VAS was measured at 1, 2, 3, 6, 9, 12 hours. When it equals or >4 the investigators give
IM diclofenac sodium (75 mg amp) (Voltaren, Novartis Pharmaceuticals Corporation,
Switzerland).
- Time of first analgesic request: The time passed from supraclavicular brachial plexus
block to the patient's first request for analgesic medication by hours
- Total analgesic requirements in 24 hours) diclofenac consumption)

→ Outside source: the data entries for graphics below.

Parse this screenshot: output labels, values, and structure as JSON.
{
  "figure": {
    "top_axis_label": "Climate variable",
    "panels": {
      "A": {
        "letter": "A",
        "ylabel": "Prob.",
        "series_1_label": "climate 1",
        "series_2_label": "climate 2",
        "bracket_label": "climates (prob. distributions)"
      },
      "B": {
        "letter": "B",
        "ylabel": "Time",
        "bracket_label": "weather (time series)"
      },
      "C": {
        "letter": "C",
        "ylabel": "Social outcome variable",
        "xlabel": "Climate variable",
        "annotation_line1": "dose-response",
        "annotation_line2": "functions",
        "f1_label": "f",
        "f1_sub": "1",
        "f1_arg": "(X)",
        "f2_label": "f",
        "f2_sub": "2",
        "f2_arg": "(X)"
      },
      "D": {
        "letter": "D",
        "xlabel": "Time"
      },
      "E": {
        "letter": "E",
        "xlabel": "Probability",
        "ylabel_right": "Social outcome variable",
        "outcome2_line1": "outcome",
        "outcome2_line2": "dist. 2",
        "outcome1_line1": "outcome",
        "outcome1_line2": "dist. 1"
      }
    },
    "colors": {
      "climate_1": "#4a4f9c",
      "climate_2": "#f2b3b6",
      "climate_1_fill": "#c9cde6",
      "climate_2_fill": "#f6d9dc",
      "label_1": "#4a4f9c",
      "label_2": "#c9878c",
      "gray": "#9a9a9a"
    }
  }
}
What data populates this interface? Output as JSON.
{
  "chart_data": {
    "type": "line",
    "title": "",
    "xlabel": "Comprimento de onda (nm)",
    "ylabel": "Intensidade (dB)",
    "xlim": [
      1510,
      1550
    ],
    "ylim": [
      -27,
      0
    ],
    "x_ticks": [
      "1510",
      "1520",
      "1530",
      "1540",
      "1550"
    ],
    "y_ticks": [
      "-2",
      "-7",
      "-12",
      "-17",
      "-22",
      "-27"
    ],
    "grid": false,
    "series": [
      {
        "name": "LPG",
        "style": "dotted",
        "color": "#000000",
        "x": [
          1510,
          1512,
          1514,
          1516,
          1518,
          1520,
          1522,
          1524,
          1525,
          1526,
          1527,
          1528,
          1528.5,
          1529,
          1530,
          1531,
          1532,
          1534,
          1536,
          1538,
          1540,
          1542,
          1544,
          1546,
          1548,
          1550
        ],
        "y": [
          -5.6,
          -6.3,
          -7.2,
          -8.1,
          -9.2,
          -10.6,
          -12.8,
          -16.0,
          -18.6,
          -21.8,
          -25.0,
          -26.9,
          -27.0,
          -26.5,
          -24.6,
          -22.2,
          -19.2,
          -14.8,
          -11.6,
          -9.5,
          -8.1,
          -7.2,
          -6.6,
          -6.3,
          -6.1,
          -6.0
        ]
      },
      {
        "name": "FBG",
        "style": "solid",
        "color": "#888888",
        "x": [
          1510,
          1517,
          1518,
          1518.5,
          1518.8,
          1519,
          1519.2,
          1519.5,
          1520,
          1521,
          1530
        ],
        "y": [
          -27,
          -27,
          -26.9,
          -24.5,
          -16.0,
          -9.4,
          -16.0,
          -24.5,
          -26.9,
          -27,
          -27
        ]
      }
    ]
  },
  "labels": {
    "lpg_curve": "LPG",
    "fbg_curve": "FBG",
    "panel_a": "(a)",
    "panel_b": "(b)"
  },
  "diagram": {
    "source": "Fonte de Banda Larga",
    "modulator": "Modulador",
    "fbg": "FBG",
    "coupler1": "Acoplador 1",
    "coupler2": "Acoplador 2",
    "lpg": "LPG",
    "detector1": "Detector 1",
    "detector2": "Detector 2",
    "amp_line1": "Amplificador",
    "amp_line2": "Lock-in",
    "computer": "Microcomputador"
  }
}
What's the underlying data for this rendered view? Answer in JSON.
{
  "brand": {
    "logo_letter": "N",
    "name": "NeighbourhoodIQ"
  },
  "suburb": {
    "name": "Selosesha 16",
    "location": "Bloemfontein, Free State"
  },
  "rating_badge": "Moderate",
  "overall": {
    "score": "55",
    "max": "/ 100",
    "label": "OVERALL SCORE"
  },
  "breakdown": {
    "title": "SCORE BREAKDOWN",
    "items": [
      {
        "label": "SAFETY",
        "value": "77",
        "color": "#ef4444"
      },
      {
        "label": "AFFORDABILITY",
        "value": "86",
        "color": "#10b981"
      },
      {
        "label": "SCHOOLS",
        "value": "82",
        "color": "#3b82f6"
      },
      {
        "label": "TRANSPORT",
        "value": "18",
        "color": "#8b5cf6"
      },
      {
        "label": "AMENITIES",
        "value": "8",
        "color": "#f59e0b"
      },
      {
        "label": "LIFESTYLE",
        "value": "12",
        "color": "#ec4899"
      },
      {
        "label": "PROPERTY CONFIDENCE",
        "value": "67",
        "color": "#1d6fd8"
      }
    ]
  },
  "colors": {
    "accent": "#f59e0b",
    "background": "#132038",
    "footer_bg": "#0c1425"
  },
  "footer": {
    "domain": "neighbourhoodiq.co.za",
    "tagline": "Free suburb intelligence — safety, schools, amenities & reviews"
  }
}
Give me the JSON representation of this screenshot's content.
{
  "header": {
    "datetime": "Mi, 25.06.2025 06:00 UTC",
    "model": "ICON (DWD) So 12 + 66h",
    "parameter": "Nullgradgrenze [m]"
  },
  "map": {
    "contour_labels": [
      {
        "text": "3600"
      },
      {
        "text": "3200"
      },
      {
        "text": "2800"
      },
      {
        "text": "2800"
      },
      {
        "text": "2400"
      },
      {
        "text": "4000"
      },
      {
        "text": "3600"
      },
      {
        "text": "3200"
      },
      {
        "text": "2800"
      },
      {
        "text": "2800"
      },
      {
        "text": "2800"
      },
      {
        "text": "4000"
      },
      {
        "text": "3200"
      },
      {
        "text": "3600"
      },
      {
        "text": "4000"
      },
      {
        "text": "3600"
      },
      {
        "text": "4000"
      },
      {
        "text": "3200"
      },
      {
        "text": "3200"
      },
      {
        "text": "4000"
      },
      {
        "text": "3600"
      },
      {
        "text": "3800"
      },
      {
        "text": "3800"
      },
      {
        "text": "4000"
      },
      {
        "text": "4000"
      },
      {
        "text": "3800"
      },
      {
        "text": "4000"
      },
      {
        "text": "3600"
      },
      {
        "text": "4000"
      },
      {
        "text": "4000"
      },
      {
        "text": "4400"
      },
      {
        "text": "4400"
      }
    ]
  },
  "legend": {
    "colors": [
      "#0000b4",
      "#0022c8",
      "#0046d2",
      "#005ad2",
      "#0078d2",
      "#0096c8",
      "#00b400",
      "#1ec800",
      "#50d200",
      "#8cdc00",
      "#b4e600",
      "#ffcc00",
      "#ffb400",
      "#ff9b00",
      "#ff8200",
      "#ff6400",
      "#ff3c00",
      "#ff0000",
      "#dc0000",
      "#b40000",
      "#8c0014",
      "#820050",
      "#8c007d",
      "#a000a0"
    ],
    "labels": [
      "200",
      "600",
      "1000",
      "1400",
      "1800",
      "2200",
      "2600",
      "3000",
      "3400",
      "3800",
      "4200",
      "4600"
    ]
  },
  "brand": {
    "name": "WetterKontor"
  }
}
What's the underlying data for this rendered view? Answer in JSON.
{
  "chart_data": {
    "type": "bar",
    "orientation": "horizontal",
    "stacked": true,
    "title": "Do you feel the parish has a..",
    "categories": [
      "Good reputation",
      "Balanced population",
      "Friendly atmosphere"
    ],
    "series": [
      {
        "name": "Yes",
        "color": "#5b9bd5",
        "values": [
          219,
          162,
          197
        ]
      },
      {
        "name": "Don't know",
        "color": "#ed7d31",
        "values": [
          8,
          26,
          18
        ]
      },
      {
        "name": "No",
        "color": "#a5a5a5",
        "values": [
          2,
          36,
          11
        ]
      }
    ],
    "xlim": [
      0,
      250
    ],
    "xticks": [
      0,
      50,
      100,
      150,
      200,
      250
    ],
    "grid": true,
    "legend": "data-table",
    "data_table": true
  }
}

- Sedation score: was assessed according to the modified Ramsay Sedation Scale 1987(RSS)
from 1-6 as follows: 1 = anxious, agitated, restless; 2 = cooperative, oriented,
tranquil; 3 = responds to commands only; 4 = brisk response to light glabellar tap or
loud noise; 5 = sluggish response to light glabellar tap or loud noise; 6 = no response
[17].
- Adverse effects: any adverse effects such as hypotension (i.e. 20% decrease relative to
baseline), bradycardia (HR <60 beats/min), nausea, vomiting, hypoxemia (SpO2 <90%),
local hematoma, hemothorax, pneumothorax, recurrent laryngeal nerve block, intravascular
injection, Horner's syndrome and signs of local anesthetic toxicity were recorded during
the operation and for 12 hours postoperative.